News
Truk Pengangkut Pangan, harus Mematuhi ‘Logistik Halal’
Penyimpanan dan Pendistribusian Produk Halal di Indonesia Belum Optimal
Badan Penyelenggara Jaminan Produk Halal (BPJH) menyebutkan kegiatan jasa penyimpanan (cold storage), pengemasan hingga pendistribusian produk makanan dan minuman atau pangan, belum optimal dalam mematuhi kewajiban sertifikasi halal.

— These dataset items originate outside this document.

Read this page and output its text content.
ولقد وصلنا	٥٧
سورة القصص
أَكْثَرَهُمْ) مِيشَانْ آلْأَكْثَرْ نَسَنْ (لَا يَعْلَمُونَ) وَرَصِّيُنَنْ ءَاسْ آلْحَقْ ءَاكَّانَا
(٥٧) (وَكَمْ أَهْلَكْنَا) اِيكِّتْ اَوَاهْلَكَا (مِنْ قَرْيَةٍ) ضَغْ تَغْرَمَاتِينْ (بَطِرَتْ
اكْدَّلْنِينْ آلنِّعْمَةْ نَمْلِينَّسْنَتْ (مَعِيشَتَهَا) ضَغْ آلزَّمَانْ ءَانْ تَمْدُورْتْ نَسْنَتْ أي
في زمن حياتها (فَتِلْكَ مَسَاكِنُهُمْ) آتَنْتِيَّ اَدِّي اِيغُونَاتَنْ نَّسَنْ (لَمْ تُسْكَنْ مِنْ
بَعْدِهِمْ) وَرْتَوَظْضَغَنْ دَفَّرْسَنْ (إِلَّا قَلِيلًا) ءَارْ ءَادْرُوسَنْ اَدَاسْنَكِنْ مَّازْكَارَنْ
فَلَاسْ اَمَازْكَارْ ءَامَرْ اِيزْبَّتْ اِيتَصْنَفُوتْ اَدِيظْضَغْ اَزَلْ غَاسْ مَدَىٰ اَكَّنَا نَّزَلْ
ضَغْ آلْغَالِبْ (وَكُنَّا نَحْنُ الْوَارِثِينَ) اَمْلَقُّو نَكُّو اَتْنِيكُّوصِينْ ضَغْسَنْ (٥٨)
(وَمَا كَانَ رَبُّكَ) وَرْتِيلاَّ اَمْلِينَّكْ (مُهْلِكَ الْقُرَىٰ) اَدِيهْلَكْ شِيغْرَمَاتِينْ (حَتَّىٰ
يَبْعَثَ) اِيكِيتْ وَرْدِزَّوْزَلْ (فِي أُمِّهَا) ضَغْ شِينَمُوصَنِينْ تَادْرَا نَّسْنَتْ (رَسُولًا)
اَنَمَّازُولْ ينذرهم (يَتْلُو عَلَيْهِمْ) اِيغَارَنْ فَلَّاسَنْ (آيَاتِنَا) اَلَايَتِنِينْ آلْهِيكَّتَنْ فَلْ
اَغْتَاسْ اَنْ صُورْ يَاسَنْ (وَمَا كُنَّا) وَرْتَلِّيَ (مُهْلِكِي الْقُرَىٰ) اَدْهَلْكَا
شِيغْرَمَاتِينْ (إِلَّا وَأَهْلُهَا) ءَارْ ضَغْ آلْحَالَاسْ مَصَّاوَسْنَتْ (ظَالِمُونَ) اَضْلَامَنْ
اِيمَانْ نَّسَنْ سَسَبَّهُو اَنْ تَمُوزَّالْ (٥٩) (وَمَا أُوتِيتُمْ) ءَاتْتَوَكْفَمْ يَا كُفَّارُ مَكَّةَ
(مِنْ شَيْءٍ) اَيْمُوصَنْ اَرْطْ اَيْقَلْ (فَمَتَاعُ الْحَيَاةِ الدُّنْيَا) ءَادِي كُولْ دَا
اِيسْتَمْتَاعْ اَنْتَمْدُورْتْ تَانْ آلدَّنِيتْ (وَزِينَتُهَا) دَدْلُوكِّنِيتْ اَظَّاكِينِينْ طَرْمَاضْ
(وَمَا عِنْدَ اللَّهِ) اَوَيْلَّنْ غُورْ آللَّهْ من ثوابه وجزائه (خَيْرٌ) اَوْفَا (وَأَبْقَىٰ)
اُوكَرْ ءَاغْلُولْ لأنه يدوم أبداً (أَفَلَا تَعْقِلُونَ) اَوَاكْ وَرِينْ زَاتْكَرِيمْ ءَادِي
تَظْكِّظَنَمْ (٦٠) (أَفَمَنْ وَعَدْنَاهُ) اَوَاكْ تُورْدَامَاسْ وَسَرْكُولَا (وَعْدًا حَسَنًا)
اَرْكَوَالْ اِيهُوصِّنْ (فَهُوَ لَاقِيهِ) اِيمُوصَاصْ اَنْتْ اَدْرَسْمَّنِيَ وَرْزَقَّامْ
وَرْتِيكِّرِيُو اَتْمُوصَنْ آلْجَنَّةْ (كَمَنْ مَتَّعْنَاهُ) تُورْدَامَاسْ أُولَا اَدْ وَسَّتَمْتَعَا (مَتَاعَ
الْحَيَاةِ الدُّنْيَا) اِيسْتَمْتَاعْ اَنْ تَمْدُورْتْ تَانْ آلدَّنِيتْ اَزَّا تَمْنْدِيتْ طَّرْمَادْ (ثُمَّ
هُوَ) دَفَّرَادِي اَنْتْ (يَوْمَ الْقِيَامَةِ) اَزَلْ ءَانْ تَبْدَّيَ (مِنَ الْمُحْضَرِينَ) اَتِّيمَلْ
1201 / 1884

Kategori Jasa yang Belum Mematuhi Sertifikasi Halal
Kategori itu meliputi jasa penyimpanan atau Cold Storage dan Pergudangan, Jasa Pengemasan Produk untuk makanan dan minuman (bukan produk repacking) untuk Produk Makanan dan Minuman.
Jasa Pendistribusian yang Belum Mematuhi Sertifikasi Halal
Adapun untuk jasa pendistribusian, meliputi kontainer untuk produk makanan dan minuman, forwarder untuk komoditi makanan dan minuman, Transporter (trucking), Shipping, Air Cargo, Train Cargo, dan Jasa Kurir/Pengantaran Produk Makanan dan Minuman.
Sertifikasi Halal untuk Komoditi Makanan dan Minuman
Direktur Lembaga Pengkajian Pangan Obat-obatan dan Kosmetika Majelis Ulama Indonesia (LPPOM-MUI), Muti Arintawati, mengemukakan sertifikasi halal untuk penanganan komoditi makanan dan minuman tetap berlaku pada Oktober tahun ini. Adapun untuk kosmetika, obat-obatan, kewajibannya mengikuti penahapan produknya.
“Termasuk juga truckingnya selaku transporter yang menangani produk makanan dan minuman,” ujar Muti, kepada Detik Logistik, pada Senin (2/9/2024).
Protes Pelaku Usaha Truk Logistik terhadap Biaya Sertifikasi Halal Logistik
Sebelumnya, kalangan Pelaku usaha truk logistik yang tergabung dalam Asosiasi Pengusaha Truk Indonenesia (APTRINDO), keberatan atas sejumlah biaya-biaya yang muncul dalam kepengurusan comply sertifikasi ‘Halal Logistik’.
Ketua Umum DPP Aptrindo, Gemilang Tarigan mengemukakan, banyak perusahaan trucking anggotanya yang justru mengeluhkan beban biaya tersebut, padahal sertifikasi halal logistik merupakan regulasi yang dimandatorikan oleh Pemerintah.
“Kami menerima laporan banyak anggota kami yang keberatan karena biaya pengurusan sertifikasi halal logistik cukup mahal hingga jutaan rupiah. Karena itu, kami mendesak agar biaya-biaya semacam itu ditiadakan atau digratiskan supaya program sertifikasi halal termasuk untuk perusahaan truk logistik sebagai jasa kegiatan pengangkutan dan pendistribusian-nya bisa mensupport,” ujar Gemilang Tarigan kepada Detik Logistik.
Dia menyatakan hal itu mengingat semakin dekatnya sertifikasi logistik halal yang akan berlaku mulai 17 Oktober 2024.
Lantaran, imbuhnya, kini sertifikasi terkait logistik halal itu tidak hanya bagi perusahaan penyedia jasa terkait logistik (yang berhubungan dengan distribusinya), namun juga bagi perusahaan manufaktur/ pengolahan, ritel, restoran, dan lain-lain.
“Pengusaha truk telah banyak terbebani dengan kewajiban sertifikasi, sebut saja sertifikasi kompetensi Pemengudi, Sertifikasi Sistem Manajemen Keaelamatan Keselamatan (SMK) dan lain-lain. Nah, makanya kami sangat keberatan kalau perusahaan truk dibebani lagi biaya untuk sertifikasi halal logistik. Kalau gratis oke,” ungkap Gemilang.